The study wasn’t short-term either. Participants were regularly surveyed about their pain levels, physical function, quality of life, and opioid use for up to a year.
“The people in this study had quite severe back pain that interfered with their life and was bad enough to need opioid medication. Usually, in that condition, people don’t really get better over time on their own,” said co-lead author Bruce Barrett, MD, a Professor of Family Medicine and Community Health at the University of Wisconsin-Madison.

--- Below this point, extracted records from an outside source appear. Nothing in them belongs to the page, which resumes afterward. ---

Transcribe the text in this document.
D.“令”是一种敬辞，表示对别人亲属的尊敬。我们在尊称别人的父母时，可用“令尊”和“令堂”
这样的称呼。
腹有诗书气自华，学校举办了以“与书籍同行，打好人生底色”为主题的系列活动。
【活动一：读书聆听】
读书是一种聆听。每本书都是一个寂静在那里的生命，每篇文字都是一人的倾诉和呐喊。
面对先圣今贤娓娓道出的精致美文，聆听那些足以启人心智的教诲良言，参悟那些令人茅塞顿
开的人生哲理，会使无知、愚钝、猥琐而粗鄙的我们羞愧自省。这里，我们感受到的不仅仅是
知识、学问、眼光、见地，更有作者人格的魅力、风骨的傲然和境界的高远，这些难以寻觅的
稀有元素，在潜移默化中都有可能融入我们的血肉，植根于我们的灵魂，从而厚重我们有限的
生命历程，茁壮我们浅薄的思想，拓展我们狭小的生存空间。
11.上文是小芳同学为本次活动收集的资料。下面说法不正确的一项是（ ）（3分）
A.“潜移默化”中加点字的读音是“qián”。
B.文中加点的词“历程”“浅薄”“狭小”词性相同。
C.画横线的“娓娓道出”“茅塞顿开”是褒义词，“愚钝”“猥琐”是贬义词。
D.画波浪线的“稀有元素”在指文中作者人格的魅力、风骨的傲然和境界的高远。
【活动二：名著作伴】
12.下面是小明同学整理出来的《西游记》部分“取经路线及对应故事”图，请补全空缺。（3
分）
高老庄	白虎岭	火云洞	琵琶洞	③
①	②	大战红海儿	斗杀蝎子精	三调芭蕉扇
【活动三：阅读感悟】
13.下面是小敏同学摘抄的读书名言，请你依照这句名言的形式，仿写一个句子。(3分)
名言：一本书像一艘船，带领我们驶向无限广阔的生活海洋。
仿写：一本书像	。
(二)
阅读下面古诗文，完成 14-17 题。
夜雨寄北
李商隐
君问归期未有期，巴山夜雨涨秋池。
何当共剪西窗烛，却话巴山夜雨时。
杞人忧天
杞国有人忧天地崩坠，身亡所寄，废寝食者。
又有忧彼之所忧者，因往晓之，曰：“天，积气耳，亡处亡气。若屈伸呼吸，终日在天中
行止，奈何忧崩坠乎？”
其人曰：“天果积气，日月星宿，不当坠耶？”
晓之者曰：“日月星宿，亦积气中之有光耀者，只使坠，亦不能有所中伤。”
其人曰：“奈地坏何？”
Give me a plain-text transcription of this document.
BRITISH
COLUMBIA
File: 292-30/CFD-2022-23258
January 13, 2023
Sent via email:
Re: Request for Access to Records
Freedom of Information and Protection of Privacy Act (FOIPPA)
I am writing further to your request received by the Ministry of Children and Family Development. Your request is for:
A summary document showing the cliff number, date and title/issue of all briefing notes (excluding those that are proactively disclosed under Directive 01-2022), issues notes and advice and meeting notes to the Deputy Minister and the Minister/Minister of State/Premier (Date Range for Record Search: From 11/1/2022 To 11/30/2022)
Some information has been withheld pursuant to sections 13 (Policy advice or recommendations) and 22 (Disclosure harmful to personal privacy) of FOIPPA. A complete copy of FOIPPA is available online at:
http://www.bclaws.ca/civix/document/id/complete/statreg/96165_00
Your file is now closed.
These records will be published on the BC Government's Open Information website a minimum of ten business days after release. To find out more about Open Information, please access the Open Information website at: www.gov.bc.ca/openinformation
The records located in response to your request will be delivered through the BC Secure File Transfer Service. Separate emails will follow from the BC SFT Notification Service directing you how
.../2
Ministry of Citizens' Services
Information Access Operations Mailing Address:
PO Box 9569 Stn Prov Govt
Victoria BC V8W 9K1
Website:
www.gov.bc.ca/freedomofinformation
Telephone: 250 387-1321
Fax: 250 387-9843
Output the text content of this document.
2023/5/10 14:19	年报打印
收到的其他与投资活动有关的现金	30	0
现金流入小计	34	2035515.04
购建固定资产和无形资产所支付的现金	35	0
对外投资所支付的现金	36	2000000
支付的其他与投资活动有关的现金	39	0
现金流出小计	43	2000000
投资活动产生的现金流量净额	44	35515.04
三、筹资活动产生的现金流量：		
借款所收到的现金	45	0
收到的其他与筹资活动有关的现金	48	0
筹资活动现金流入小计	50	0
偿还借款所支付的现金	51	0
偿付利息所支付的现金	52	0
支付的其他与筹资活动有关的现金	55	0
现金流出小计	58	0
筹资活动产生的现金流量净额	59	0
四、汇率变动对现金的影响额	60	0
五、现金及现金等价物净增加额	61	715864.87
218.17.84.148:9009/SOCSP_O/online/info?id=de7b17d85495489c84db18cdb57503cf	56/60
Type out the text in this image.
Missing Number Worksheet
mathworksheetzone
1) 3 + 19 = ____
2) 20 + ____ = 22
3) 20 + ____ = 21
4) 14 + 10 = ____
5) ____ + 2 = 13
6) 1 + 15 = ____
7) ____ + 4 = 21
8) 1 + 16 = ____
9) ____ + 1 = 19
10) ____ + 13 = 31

Participants were divided into two groups and trained by experienced therapists in either mindfulness or CBT, before being told to practice them at home daily for at least 30 minutes. Patients trained in mindfulness learned how to “deconstruct” their pain to make it seem less important, while those trained in CBT learned coping, behavioral and relaxation skills.
The study findings, published in JAMA Network Open, show that CBT and mindfulness were equally effective, leading to modest improvements in pain, function and quality of life. The benefits persisted and grew stronger over 12 months, with most participants reducing or even stopping their opioid use.
After a year, the average pain level in the mindfulness group fell to 5.4, while those in the CBT group were reduced to 5.5 on the zero to 10 scale. That’s about a 10% improvement.
“Both mindfulness and cognitive behavioral therapy were shown to be safe, effective treatments, providing lasting benefits for people with opioid-treated chronic back pain. These evidence-based behavioral therapies should be standard of care available to our patients,” wrote lead author Aleksandra Zgierska, MD, a Professor of Family and Community Medicine at Penn State College of Medicine.
Although participants were not explicitly encouraged to reduce their use of opioids, patients in both groups did. Researchers say that was a direct result of their training, which taught them how to cope better with pain and decrease their opioid use on their own.
“These therapies aren’t a total cure, but they teach people how to develop the inner resources they need to cope with chronic pain and to live a better life,” said co-author Eric Garland, PhD, a Psychiatry Professor at the University of California San Diego. “Mindfulness is a self-regulated tool that comes from within, unlike surgery or medication where something is being done to you from the outside. By learning these techniques, patients continue to experience lasting benefit,”
A recent study at UC San Diego using advanced brain imaging found some of the first physical evidence that mindfulness lowers pain intensity by reducing neural activity in parts of the brain associated with pain and negative emotions.